How to Know You’re Not a Phony
- sciart0
- Aug 1
- 2 min read
Excerpt: "I am not a writer. I’ve been fooling myself and other people,” wrote John Steinbeck in his private journal when he was working on The Grapes of Wrath, his 1939 epic novel about a family fleeing the Oklahoma Dust Bowl during the Depression to seek a better future in California.
You might think he was simply experiencing momentary self-doubt but, informed by my work as an academic and writer, I see a hint of something more insidious, which plagues many people of great intellect and erudition: impostor syndrome. For many of these high achievers, the more plaudits they receive, the more they worry that they’re putting one over on everyone.

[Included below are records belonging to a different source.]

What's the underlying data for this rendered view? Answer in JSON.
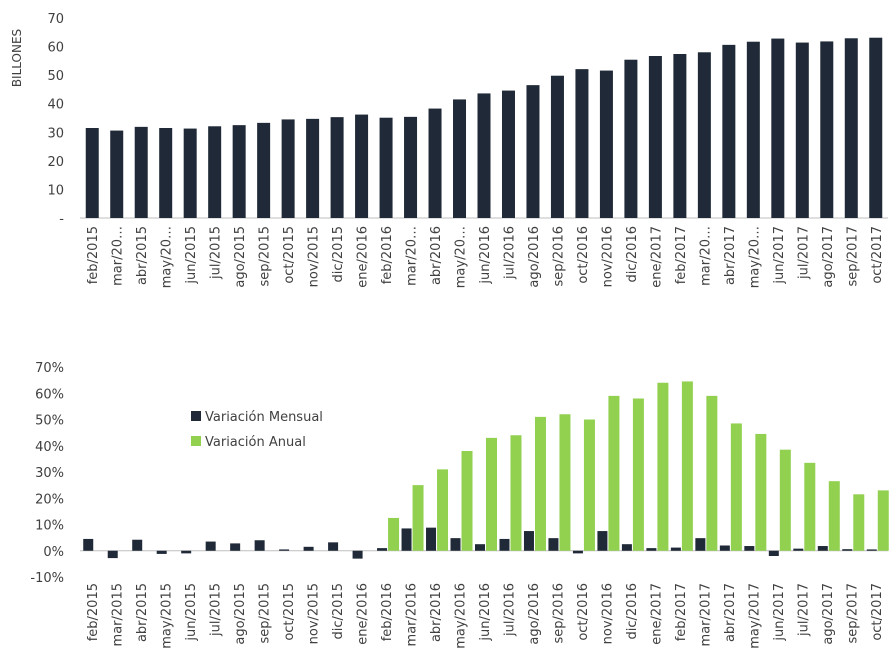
{
  "colors": {
    "dark": "#1f2937",
    "green": "#92d050",
    "text": "#404040"
  },
  "chart_data": [
    {
      "type": "bar",
      "ylabel": "BILLONES",
      "ylim": [
        0,
        70
      ],
      "yticks": [
        "-",
        "10",
        "20",
        "30",
        "40",
        "50",
        "60",
        "70"
      ],
      "categories": [
        "feb/2015",
        "mar/20…",
        "abr/2015",
        "may/20…",
        "jun/2015",
        "jul/2015",
        "ago/2015",
        "sep/2015",
        "oct/2015",
        "nov/2015",
        "dic/2015",
        "ene/2016",
        "feb/2016",
        "mar/20…",
        "abr/2016",
        "may/20…",
        "jun/2016",
        "jul/2016",
        "ago/2016",
        "sep/2016",
        "oct/2016",
        "nov/2016",
        "dic/2016",
        "ene/2017",
        "feb/2017",
        "mar/20…",
        "abr/2017",
        "may/20…",
        "jun/2017",
        "jul/2017",
        "ago/2017",
        "sep/2017",
        "oct/2017"
      ],
      "values": [
        31.5,
        30.6,
        31.9,
        31.5,
        31.3,
        32.1,
        32.5,
        33.3,
        34.5,
        34.7,
        35.3,
        36.2,
        35.1,
        35.4,
        38.3,
        41.5,
        43.6,
        44.6,
        46.5,
        49.8,
        52.1,
        51.6,
        55.4,
        56.7,
        57.4,
        58.0,
        60.6,
        61.7,
        62.8,
        61.4,
        61.8,
        62.9,
        63.1
      ]
    },
    {
      "type": "bar",
      "ylim": [
        -10,
        70
      ],
      "yticks": [
        "-10%",
        "0%",
        "10%",
        "20%",
        "30%",
        "40%",
        "50%",
        "60%",
        "70%"
      ],
      "categories": [
        "feb/2015",
        "mar/2015",
        "abr/2015",
        "may/2015",
        "jun/2015",
        "jul/2015",
        "ago/2015",
        "sep/2015",
        "oct/2015",
        "nov/2015",
        "dic/2015",
        "ene/2016",
        "feb/2016",
        "mar/2016",
        "abr/2016",
        "may/2016",
        "jun/2016",
        "jul/2016",
        "ago/2016",
        "sep/2016",
        "oct/2016",
        "nov/2016",
        "dic/2016",
        "ene/2017",
        "feb/2017",
        "mar/2017",
        "abr/2017",
        "may/2017",
        "jun/2017",
        "jul/2017",
        "ago/2017",
        "sep/2017",
        "oct/2017"
      ],
      "legend_position": "left",
      "series": [
        {
          "name": "Variación Mensual",
          "color": "#1f2937",
          "values": [
            4.5,
            -2.8,
            4.2,
            -1.2,
            -1.0,
            3.5,
            2.8,
            4.0,
            0.5,
            1.5,
            3.2,
            -3.0,
            1.0,
            8.5,
            8.8,
            4.8,
            2.5,
            4.5,
            7.5,
            4.8,
            -1.0,
            7.5,
            2.5,
            1.0,
            1.2,
            4.8,
            2.0,
            1.8,
            -2.0,
            0.8,
            1.8,
            0.6,
            0.5
          ]
        },
        {
          "name": "Variación Anual",
          "color": "#92d050",
          "values": [
            null,
            null,
            null,
            null,
            null,
            null,
            null,
            null,
            null,
            null,
            null,
            null,
            12.5,
            25.0,
            31.0,
            38.0,
            43.0,
            44.0,
            51.0,
            52.0,
            50.0,
            59.0,
            58.0,
            64.0,
            64.5,
            59.0,
            48.5,
            44.5,
            38.5,
            33.5,
            26.5,
            21.5,
            23.0
          ]
        }
      ]
    }
  ]
}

You don’t even have to be a genius to feel like an impostor. In today’s environment, when people are assiduously cultivating an image on social media that accentuates the positive and buries the negative, anyone can be made to feel they’re a failure and a phony. If you worry about this too, I have some good news for you: The fact that you have the worry means you probably aren’t a phony; the true phony is convinced they’re not one. Even so, suffering from impostor syndrome is certainly deleterious to your happiness. But you can do something about that.
The condition was first described in 1978 by two psychologists in the journal Psychotherapy: Theory, Research and Practice as the common affliction in which people who possess real skills and knowledge secretly believe they’re inadequate or incompetent. The authors of the study found evidence that many high-achieving women felt insecurity about their abilities—“an internal experience of intellectual phoniness.” Later research found that this phenomenon applied not just to women or to any particular demographic group; “impostor phenomenon,” as they labeled it (syndrome was a later refinement), was something anyone could experience. (One exception is age—older people experience it less than younger adults.)
A number of tests have been validated for impostor syndrome. One is theClance Impostor Phenomenon Scale, which asks respondents whether they agree with such statements as “I’m afraid people important to me may find out that I’m not as capable as they think I am.” (You can get an idea of how you score on the scale by using a slimmed-down online survey.)
By testing, researchers find that certain personalities tend to experience the syndrome more than others. People high in neuroticism and low in conscientiousness are more afflicted than others.
Perhaps not surprisingly, introverts are prone to feeling fake more than extroverts (who tend toward narcissism).
Perfectionists typically feel like phonies, because they’re so focused on their own perceived errors."